TexSpot: 3D Texture Enhancement with Spatially-uniform Point Latent Representation
Abstract
High-quality 3D texture generation remains a fundamental challenge due to the view-inconsistency inherent in current mainstream multi-view diffusion pipelines. Existing representations either rely on UV maps, which suffer from distortion during unwrapping, or point-based methods, which tightly couple texture fidelity to geometric density that limits high-resolution texture generation. To address these limitations, we introduce TexSpot, a diffusion-based texture enhancement framework. At its core is Texlet, a novel 3D texture representation that merges the geometric expressiveness of point-based 3D textures with the compactness of UV-based representation. Each Texlet latent vector encodes a local texture patch via a 2D encoder and is further aggregated using a 3D encoder to incorporate global shape context. A cascaded 3D-to-2D decoder reconstructs high-quality texture patches, enabling the Texlet space learning. Leveraging this representation, we train a diffusion transformer conditioned on Texlets to refine and enhance textures produced by multi-view diffusion methods. Extensive experiments demonstrate that TexSpot significantly improves visual fidelity, geometric consistency, and robustness over existing state-of-the-art 3D texture generation and enhancement approaches.
Visualization of texture reconstruction results by our VAE, with comparisons with ground truth (input) textures.
The qualitative results of comparison with the state-of-the-art methods in the task of 3D texture super resolution. Our TexSpot achieves the best performance in texture quality and global consistency. PBR-SR presented here is the re-implemented version by us.
Texture Enhancement result for generated textured 3D mesh.
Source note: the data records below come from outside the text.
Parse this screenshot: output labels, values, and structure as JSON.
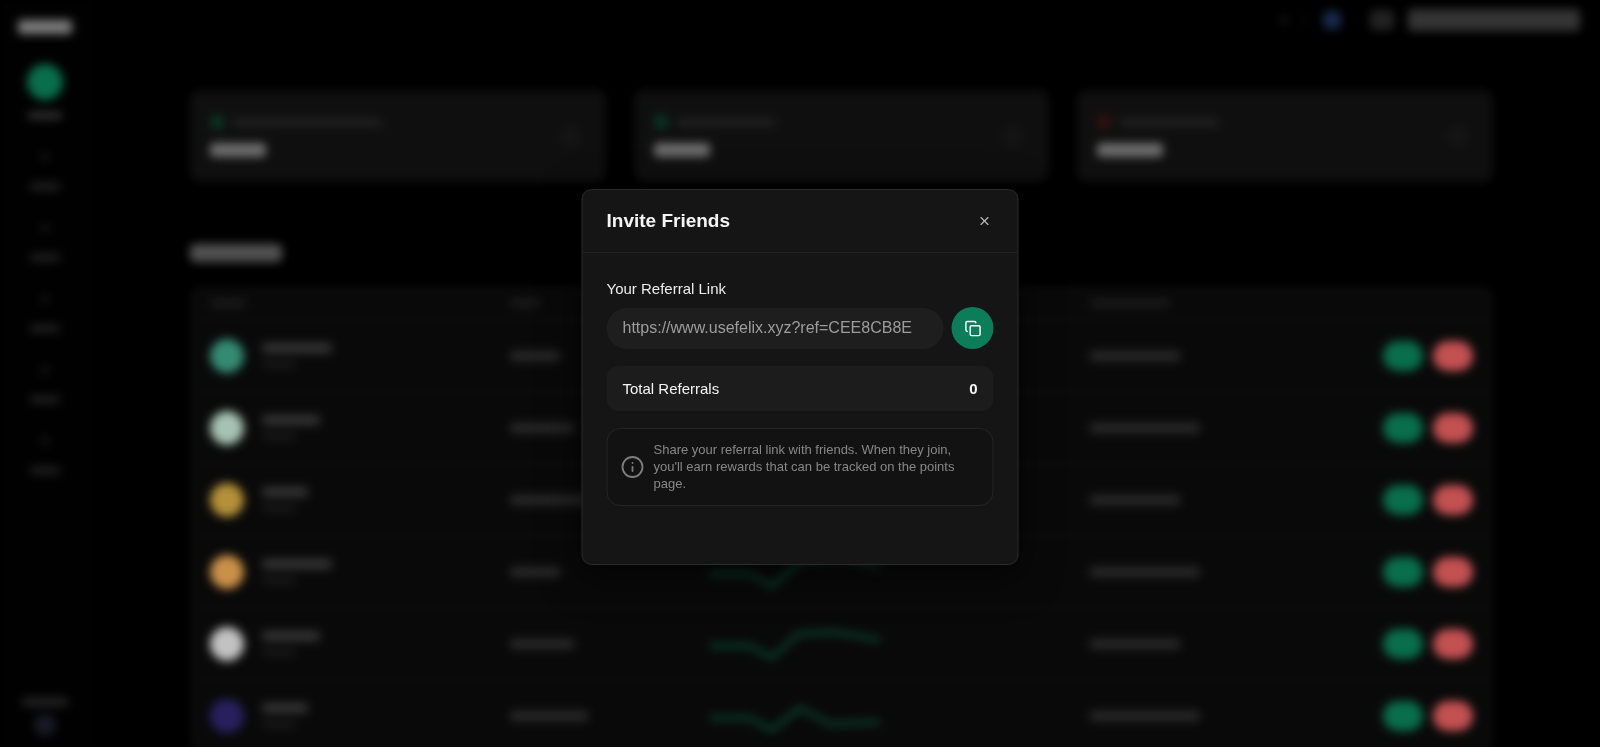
{
  "dialog": {
    "title": "Invite Friends"
  },
  "referral_link": {
    "label": "Your Referral Link",
    "value": "https://www.usefelix.xyz?ref=CEE8CB8E"
  },
  "total_referrals": {
    "label": "Total Referrals",
    "value": "0"
  },
  "info_note": {
    "text": "Share your referral link with friends. When they join, you'll earn rewards that can be tracked on the points page."
  }
}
Texture enhancement visualization of our TexSpot for scanned meshes of objects or scenes.
Video Presentation
Methodology
TexSpot Pipeline: The pipeline overview of TexSpot. It consists of (i) a texture patch partitioning that divides the surface texture into spatially-uniform small patches; (ii) a TexSpot VAE with a two-stage local-global architecture that represents all texture patches into a compact 3D latent space; and (iii) a conditional TexSpot DiT based on flow matching for texture enhancement.